The singer of folk songs よ、永遠なれ
ピート・シーガーが死んだというニュースに、かなり悲しくなった。彼を知る人なら、きっと悲しくなる。悲しくならない人とは、あまり友達にはなりたくない。
一番最近、彼が歌うのをみたのは、オバマ大統領の就任記念コンサートだった。その時のことを、私は 5年前に「君と僕のためにつくられた国」というタイトルで書いている。あの時 "This Land is Your Land, This Land is My Land" を高らかにシング・アウトした彼は、89歳だった。そして 94歳になった今年、ニューヨークの病院で亡くなった。
報道によれば、数日前から入院していたという。死因は「老衰」。私も死ぬならそんなふうに死にたい。
私が意識して音楽に親しみ始めた 1960年代後半、ピート・シーガーはほとんど神様だった。

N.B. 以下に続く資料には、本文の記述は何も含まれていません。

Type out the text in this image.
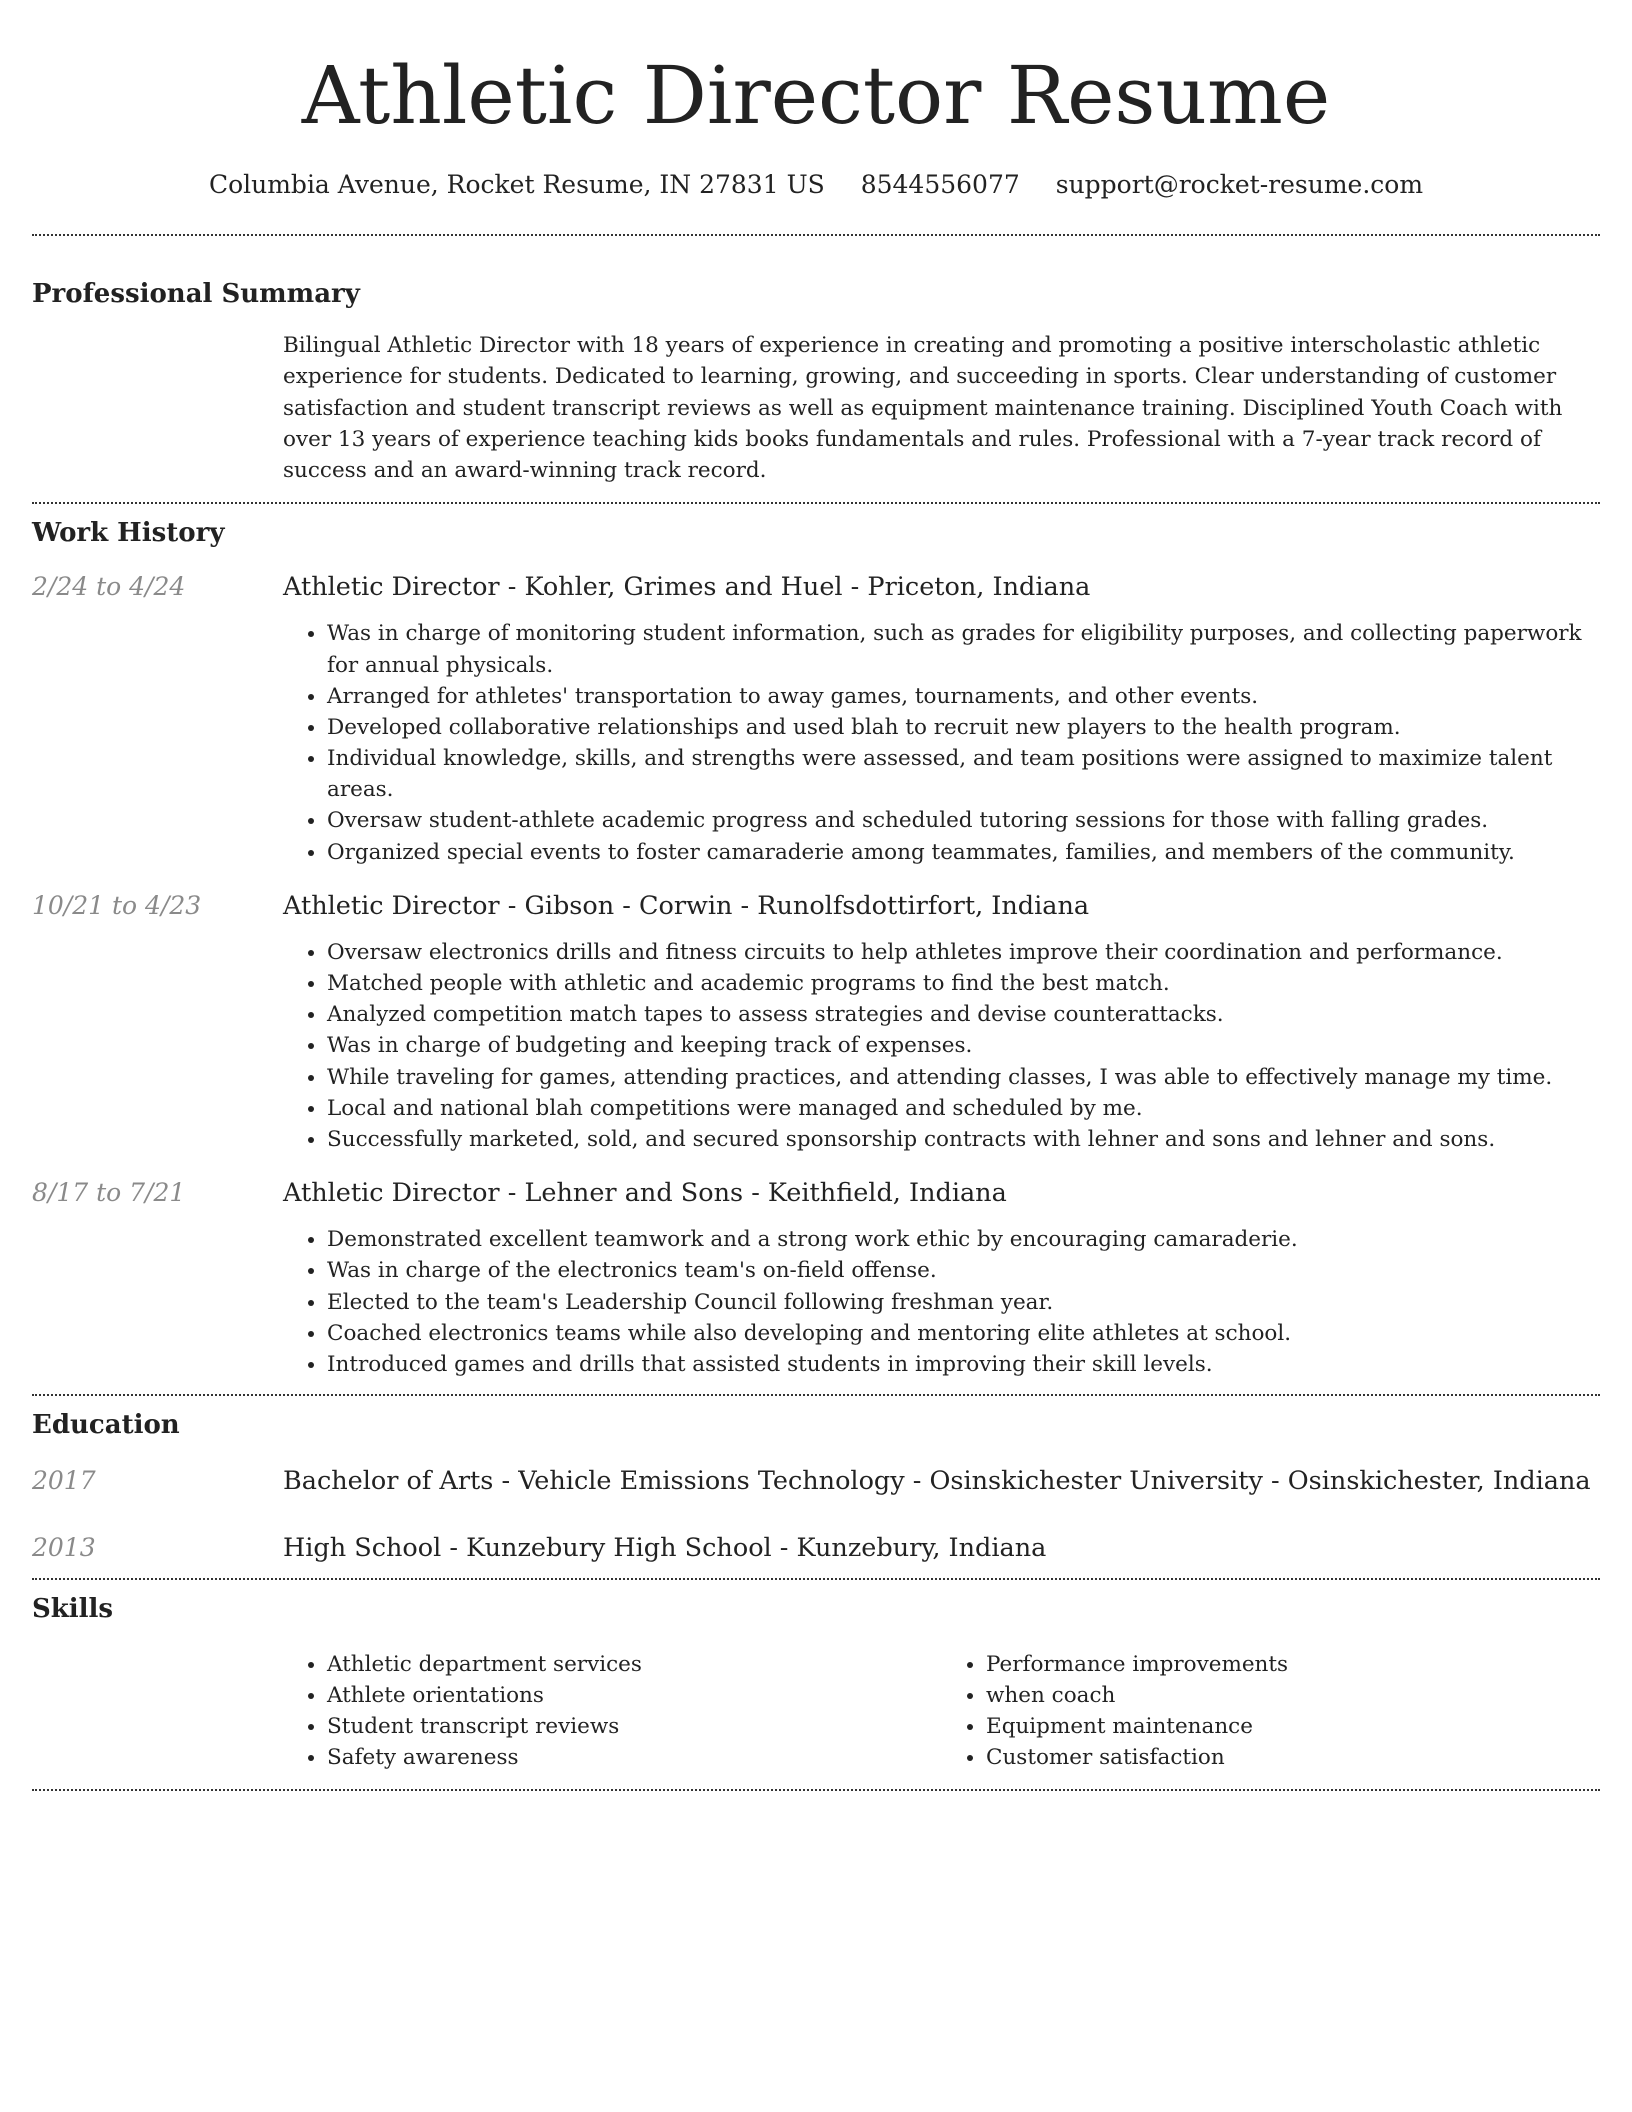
Athletic Director Resume
Columbia Avenue, Rocket Resume, IN 27831 US 8544556077 support@rocket-resume.com
Professional Summary

Bilingual Athletic Director with 18 years of experience in creating and promoting a positive interscholastic athletic experience for students. Dedicated to learning, growing, and succeeding in sports. Clear understanding of customer satisfaction and student transcript reviews as well as equipment maintenance training. Disciplined Youth Coach with over 13 years of experience teaching kids books fundamentals and rules. Professional with a 7-year track record of success and an award-winning track record.

Work History
2/24 to 4/24	Athletic Director - Kohler, Grimes and Huel - Priceton, Indiana
• Was in charge of monitoring student information, such as grades for eligibility purposes, and collecting paperwork for annual physicals.
• Arranged for athletes' transportation to away games, tournaments, and other events.
• Developed collaborative relationships and used blah to recruit new players to the health program.
• Individual knowledge, skills, and strengths were assessed, and team positions were assigned to maximize talent areas.
• Oversaw student-athlete academic progress and scheduled tutoring sessions for those with falling grades.
• Organized special events to foster camaraderie among teammates, families, and members of the community.
10/21 to 4/23	Athletic Director - Gibson - Corwin - Runolfsdottirfort, Indiana
• Oversaw electronics drills and fitness circuits to help athletes improve their coordination and performance.
• Matched people with athletic and academic programs to find the best match.
• Analyzed competition match tapes to assess strategies and devise counterattacks.
• Was in charge of budgeting and keeping track of expenses.
• While traveling for games, attending practices, and attending classes, I was able to effectively manage my time.
• Local and national blah competitions were managed and scheduled by me.
• Successfully marketed, sold, and secured sponsorship contracts with lehner and sons and lehner and sons.
8/17 to 7/21	Athletic Director - Lehner and Sons - Keithfield, Indiana
• Demonstrated excellent teamwork and a strong work ethic by encouraging camaraderie.
• Was in charge of the electronics team's on-field offense.
• Elected to the team's Leadership Council following freshman year.
• Coached electronics teams while also developing and mentoring elite athletes at school.
• Introduced games and drills that assisted students in improving their skill levels.
Education
2017	Bachelor of Arts - Vehicle Emissions Technology - Osinskichester University - Osinskichester, Indiana
2013	High School - Kunzebury High School - Kunzebury, Indiana
Skills
• Athletic department services
• Athlete orientations
• Student transcript reviews
• Safety awareness
• Performance improvements
• when coach
• Equipment maintenance
• Customer satisfaction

あの頃にフォークソングを歌っていたのは、生まれも育ちもいいお坊っちゃま、お嬢様の大学生だったが、彼らの歌う "Where Have All the Flowers Gone" や "This Land is Your Land, This Land is My Land" は、毒を抜かれたバージョンだと知った。
私はブラザーズ・フォアや PPM、キングストン・トリオを入り口として、ボブ・ディランを知り、さらにピート・シーガー、ウッディ・ガスリーを知って、フォークソングにのめり込んだ。その前から夢中になっていたビートルズ、ローリング・ストーンズは、ロックン・ロール、R&B、そしてより古いブルースへの入り口となった。
だからピート・シーガーは、私の中の「白いフォークソング」の象徴だが、「白い」といっても、彼らの首は日に焼けて赤い。
彼は自らを "folk singer" ではないと語った。本当のフォークシンガーとは、民衆の中で日々の暮らしの中で歌う人であり、自分は "a singer of folksongs" (フォークソングの歌手)であるとした。彼はその意味で red neck の歌にある種のインテリジェンスを与えたのである。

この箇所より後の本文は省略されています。